‘Apollo 10 ½’ : Linklater orbite entre la nostalgie fellinienne et le « ok, boomer »


Ce n’est pas la première fois que Richard Linklater réalise un film sur la nostalgie et la mémoire. Une grande partie de sa filmographie a été consacrée à une réflexion sur le temps qui passe : ‘Movida del 76’, ‘Todos Quiero Algo’, la trilogie ‘Before’… et, bien sûr, son grand chef-d’œuvre, ‘Boyhood’ . Ce n’est pas non plus la première fois qu’il tourne un film d’animation en utilisant la technique de la rotoscopie. « Waking Life » et « A Scanner Darkly » ont été une étape importante à l’époque dans le cinéma d’animation pour adultes.

Dans son dernier film, Linklater a réuni pour la première fois ces deux éléments. ‘Apollo 10 ½: A Space Childhood’ (première sur Netflix) ressemble un peu à l’animation ‘Amarcord’ du réalisateur texan (bien que le titre fasse référence à ‘Fellini, Eight and a Half’), une évocation de sa propre enfance à Houston située dans une année clé pour la culture populaire américaine : 1969, lorsque le réalisateur a neuf ans et qu’Apollo 11 atteint la Lune.

Le film commence comme une fable amusante sur un garçon qui est recruté par la NASA pour participer à la mission secrète Apollo 10 ½, une expédition de reconnaissance sur la Lune avant l’arrivée officielle d’Armstrong et compagnie. Pourtant, au bout de cinq minutes, le réalisateur arrête littéralement l’histoire (tout le film est narré par la voix de Jack Black) et commence à nous raconter à quoi ressemblait la vie de ce garçon d’une banlieue de Houston à la fin des années 1960.

A partir de ce moment, ‘Apollo 10 ½’ devient une longue liste de souvenirs d’enfance, aussi brillant stylistiquement qu’épuisant narrativement.
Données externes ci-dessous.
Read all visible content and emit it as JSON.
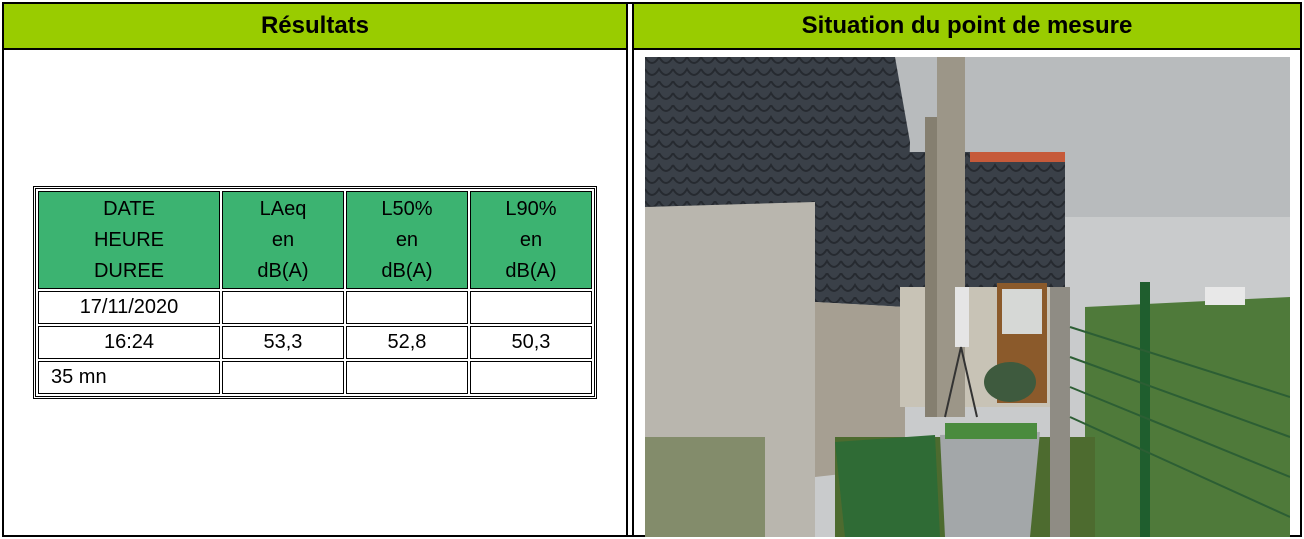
{
  "results_title": "Résultats",
  "photo_title": "Situation du point de mesure",
  "table": {
    "headers": [
      [
        "DATE",
        "HEURE",
        "DUREE"
      ],
      [
        "LAeq",
        "en",
        "dB(A)"
      ],
      [
        "L50%",
        "en",
        "dB(A)"
      ],
      [
        "L90%",
        "en",
        "dB(A)"
      ]
    ],
    "first_column": [
      "17/11/2020",
      "16:24",
      "35 mn"
    ],
    "values": [
      "53,3",
      "52,8",
      "50,3"
    ]
  }
}
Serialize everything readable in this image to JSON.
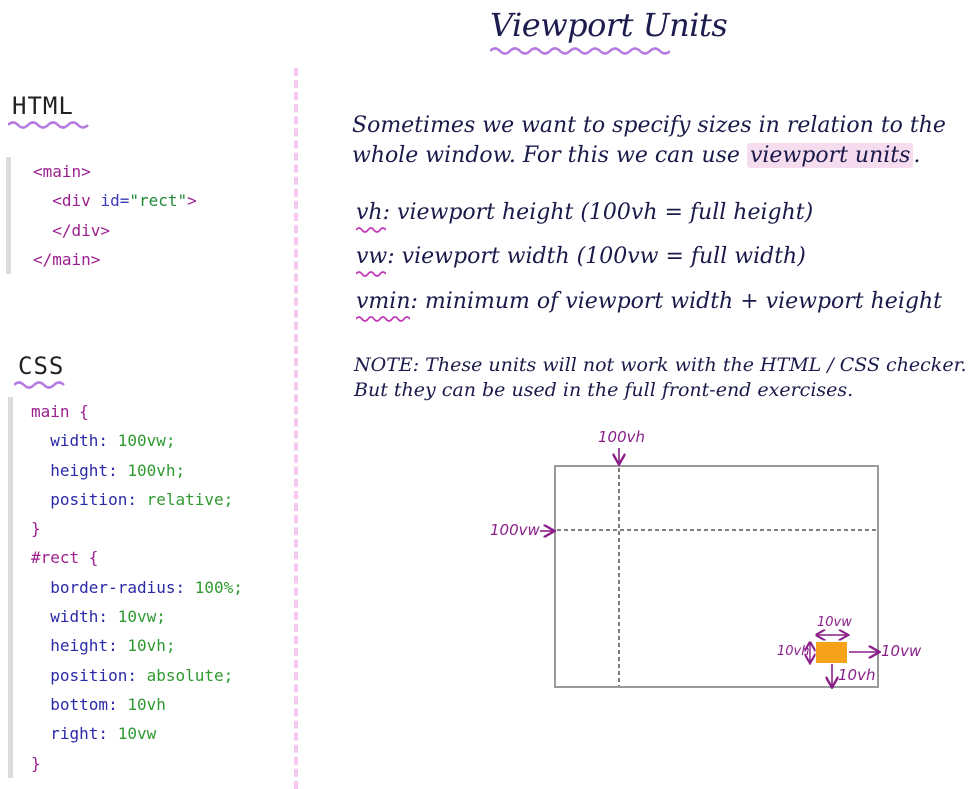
{
  "title": "Viewport Units",
  "html_section": {
    "label": "HTML",
    "lines": [
      [
        {
          "c": "tag",
          "t": "<main>"
        }
      ],
      [
        {
          "c": "pun",
          "t": "  "
        },
        {
          "c": "tag",
          "t": "<div "
        },
        {
          "c": "attr",
          "t": "id="
        },
        {
          "c": "str",
          "t": "\"rect\""
        },
        {
          "c": "tag",
          "t": ">"
        }
      ],
      [
        {
          "c": "pun",
          "t": "  "
        },
        {
          "c": "tag",
          "t": "</div>"
        }
      ],
      [
        {
          "c": "tag",
          "t": "</main>"
        }
      ]
    ]
  },
  "css_section": {
    "label": "CSS",
    "lines": [
      [
        {
          "c": "sel",
          "t": "main {"
        }
      ],
      [
        {
          "c": "pun",
          "t": "  "
        },
        {
          "c": "prop",
          "t": "width: "
        },
        {
          "c": "val",
          "t": "100vw;"
        }
      ],
      [
        {
          "c": "pun",
          "t": "  "
        },
        {
          "c": "prop",
          "t": "height: "
        },
        {
          "c": "val",
          "t": "100vh;"
        }
      ],
      [
        {
          "c": "pun",
          "t": "  "
        },
        {
          "c": "prop",
          "t": "position: "
        },
        {
          "c": "val",
          "t": "relative;"
        }
      ],
      [
        {
          "c": "sel",
          "t": "}"
        }
      ],
      [
        {
          "c": "sel",
          "t": "#rect {"
        }
      ],
      [
        {
          "c": "pun",
          "t": "  "
        },
        {
          "c": "prop",
          "t": "border-radius: "
        },
        {
          "c": "val",
          "t": "100%;"
        }
      ],
      [
        {
          "c": "pun",
          "t": "  "
        },
        {
          "c": "prop",
          "t": "width: "
        },
        {
          "c": "val",
          "t": "10vw;"
        }
      ],
      [
        {
          "c": "pun",
          "t": "  "
        },
        {
          "c": "prop",
          "t": "height: "
        },
        {
          "c": "val",
          "t": "10vh;"
        }
      ],
      [
        {
          "c": "pun",
          "t": "  "
        },
        {
          "c": "prop",
          "t": "position: "
        },
        {
          "c": "val",
          "t": "absolute;"
        }
      ],
      [
        {
          "c": "pun",
          "t": "  "
        },
        {
          "c": "prop",
          "t": "bottom: "
        },
        {
          "c": "val",
          "t": "10vh"
        }
      ],
      [
        {
          "c": "pun",
          "t": "  "
        },
        {
          "c": "prop",
          "t": "right: "
        },
        {
          "c": "val",
          "t": "10vw"
        }
      ],
      [
        {
          "c": "sel",
          "t": "}"
        }
      ]
    ]
  },
  "intro": {
    "line1": "Sometimes we want to specify sizes in relation to the",
    "line2_pre": "whole window. For this we can use",
    "line2_hl": "viewport units",
    "line2_post": "."
  },
  "definitions": [
    {
      "term": "vh",
      "text": ": viewport height (100vh = full height)"
    },
    {
      "term": "vw",
      "text": ": viewport width (100vw = full width)"
    },
    {
      "term": "vmin",
      "text": ": minimum of viewport width + viewport height"
    }
  ],
  "note": {
    "line1": "NOTE: These units will not work with the HTML / CSS checker.",
    "line2": "But they can be used in the full front-end exercises."
  },
  "diagram": {
    "label_top": "100vh",
    "label_left": "100vw",
    "rect_width_label": "10vw",
    "rect_height_label": "10vh",
    "right_label": "10vw",
    "bottom_label": "10vh",
    "rect_color": "#f7a21b",
    "accent_color": "#8a1f8a"
  }
}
Émissions de télévision, cartes de baseball, jeux de société, films, disques, glaces… Linklater fait appel à la complicité du public masculin américain d’âge moyen, à sa mémoire sentimentale, à son fétichisme, pour évoquer sa propre enfance. Le problème est que quiconque est en dehors de cette cible est également facile à retrouver dans le film.

Après près d’une heure à masser les souvenirs communs du spectateur, plongé dans la nostalgie du boomer à la manière de « Je suis allé à l’EGB », le film reprend l’histoire initiale. Et reprenez votre envol. La dernière demi-heure, où réalité et fiction se mêlent, est une délicieuse fantaisie qui fonctionne comme une réflexion lucide sur les souvenirs, sur les mécanismes de la mémoire, sur la façon dont les événements historiques (l’arrivée de l’homme sur la Lune) sont remémorés avec un inévitable mélange de la mémoire individuelle et collective. Un peu comme notre 23-F, que tous ceux qui l’ont vécu se souviennent de l’avoir vu à la télévision alors qu’en réalité il n’était pas diffusé en direct.